The same day Umalt’s state deteriorated, and he was accepted to Shali central hospital. However, having discovered that the victim’s relatives had filed an ill-treatment complaint with the Investigative Committee, the police officers took him back to the temporary detention facility for his fellow detainees to nurse him. Umalt was released only on August 19,  after he had confirmed before the Internal Security Directorate of the Interior and the Interregional Investigative Department his torturers’ account of events, which was that Mr Boltiev had been detained on 13 August 2013 having marijuana with him.

The next day Umalt Boltiev brought his torture complaints to the attention of Rashid Ramzaev, an investigator for particularly important cases with the Investigative Directorate of the Investigative Committee for the Chechen Republic. Surprisingly enough, criminal proceedings were started against Ruslan Degaev and one of his colleagues, whilst Umalt was granted victim status.

«The situation is unheard of in this very region. A criminal investigation is carried out into torture in the police. Moreover, the investigator was taking important investigative steps, Mr Boltiev was included into state victim protection program list», says Dmitry Laptev, a lawyer working with the JMG, «Nevertheless, further development was not that optimistic.
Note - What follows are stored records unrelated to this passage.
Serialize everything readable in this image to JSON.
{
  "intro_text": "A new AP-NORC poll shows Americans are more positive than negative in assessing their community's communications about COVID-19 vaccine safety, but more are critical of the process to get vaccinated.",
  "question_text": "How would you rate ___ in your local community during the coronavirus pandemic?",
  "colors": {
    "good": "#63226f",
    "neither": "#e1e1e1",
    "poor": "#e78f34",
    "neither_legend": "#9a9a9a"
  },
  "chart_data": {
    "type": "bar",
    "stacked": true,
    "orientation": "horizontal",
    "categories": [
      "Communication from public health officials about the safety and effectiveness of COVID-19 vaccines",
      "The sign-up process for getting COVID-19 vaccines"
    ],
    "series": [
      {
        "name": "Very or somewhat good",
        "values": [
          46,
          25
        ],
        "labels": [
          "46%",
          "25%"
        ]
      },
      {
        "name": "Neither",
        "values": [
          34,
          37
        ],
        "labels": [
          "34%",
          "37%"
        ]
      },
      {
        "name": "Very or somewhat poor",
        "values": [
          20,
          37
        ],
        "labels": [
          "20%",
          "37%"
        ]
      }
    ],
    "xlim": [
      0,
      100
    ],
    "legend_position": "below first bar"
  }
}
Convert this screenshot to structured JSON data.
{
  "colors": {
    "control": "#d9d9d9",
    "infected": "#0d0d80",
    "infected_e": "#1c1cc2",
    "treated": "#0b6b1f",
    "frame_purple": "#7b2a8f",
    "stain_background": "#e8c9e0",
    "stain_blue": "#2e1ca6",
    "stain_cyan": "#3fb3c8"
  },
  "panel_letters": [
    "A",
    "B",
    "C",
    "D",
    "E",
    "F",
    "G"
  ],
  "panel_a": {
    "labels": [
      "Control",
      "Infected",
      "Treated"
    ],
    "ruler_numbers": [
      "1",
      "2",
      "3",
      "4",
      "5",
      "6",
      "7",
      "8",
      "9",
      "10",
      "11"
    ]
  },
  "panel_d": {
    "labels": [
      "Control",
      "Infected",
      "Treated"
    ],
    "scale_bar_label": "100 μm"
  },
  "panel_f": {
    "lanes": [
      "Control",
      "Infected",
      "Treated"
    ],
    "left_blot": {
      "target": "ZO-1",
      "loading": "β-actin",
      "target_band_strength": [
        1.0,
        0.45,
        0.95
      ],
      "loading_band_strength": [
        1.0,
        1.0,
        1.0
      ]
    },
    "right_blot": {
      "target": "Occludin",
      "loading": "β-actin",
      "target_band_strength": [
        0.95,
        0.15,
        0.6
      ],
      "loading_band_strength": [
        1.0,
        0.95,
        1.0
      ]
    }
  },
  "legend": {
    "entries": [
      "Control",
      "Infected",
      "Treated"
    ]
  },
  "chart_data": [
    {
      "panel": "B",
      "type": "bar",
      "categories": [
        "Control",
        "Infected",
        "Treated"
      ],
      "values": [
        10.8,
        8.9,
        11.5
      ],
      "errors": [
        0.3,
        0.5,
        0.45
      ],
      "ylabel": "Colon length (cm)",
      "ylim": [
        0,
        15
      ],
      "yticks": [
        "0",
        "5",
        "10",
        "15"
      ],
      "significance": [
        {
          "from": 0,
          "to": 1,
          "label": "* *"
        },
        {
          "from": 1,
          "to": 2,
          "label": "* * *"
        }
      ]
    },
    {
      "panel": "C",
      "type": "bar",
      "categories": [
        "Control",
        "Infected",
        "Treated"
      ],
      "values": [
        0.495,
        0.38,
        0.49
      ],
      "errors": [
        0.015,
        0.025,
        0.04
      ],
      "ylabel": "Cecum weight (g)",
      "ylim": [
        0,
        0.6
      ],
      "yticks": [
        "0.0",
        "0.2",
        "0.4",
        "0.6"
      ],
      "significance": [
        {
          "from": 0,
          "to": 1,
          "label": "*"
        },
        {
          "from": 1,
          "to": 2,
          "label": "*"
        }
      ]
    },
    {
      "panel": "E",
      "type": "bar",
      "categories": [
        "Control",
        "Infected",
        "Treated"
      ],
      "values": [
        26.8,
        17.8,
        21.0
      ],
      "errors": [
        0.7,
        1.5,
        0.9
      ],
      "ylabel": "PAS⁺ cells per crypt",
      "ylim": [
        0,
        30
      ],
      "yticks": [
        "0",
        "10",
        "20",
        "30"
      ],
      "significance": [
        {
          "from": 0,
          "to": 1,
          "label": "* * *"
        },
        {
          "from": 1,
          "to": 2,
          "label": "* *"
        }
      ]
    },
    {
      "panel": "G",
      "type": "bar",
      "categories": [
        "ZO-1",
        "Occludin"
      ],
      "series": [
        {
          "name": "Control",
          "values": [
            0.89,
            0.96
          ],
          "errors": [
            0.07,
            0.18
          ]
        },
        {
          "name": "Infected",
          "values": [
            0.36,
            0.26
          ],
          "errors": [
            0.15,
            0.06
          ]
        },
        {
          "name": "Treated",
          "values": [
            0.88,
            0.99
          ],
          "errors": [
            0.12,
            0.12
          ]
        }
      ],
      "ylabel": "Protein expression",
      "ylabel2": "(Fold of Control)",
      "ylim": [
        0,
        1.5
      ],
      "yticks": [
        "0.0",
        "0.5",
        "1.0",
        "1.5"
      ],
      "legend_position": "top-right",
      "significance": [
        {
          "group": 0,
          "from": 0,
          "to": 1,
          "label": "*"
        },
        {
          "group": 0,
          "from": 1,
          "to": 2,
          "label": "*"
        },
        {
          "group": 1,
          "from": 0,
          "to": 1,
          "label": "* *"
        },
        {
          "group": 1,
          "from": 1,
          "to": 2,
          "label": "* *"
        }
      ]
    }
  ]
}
There appeared a telephone call record on the Internet, in which a man whose voice resembles the one of the Head of Shali District Department of the Interior Ruslan Ireziev talks to an investigator, Rashid by name, in a rude and violent manner. After this, Ramzaev was removed from the case, and there are rumors that he was transferred to another investigative body. Since then several investigators one after another have been in charge of the case. Umalt Boltiev, fearing that due to the pressure put on the investigation the proceedings might be turned down, applied to our Joint Mobile Group for help».

On 26 November 2013 lawyers with the JMG were granted access to the case file as the victim’s representatives. Now that the human rights defenders have legally become members of the prosecuting party in this case, they are determined to strive for the investigation to be impartial and effective in order to restore the victim’s rights and bring those responsible to justice.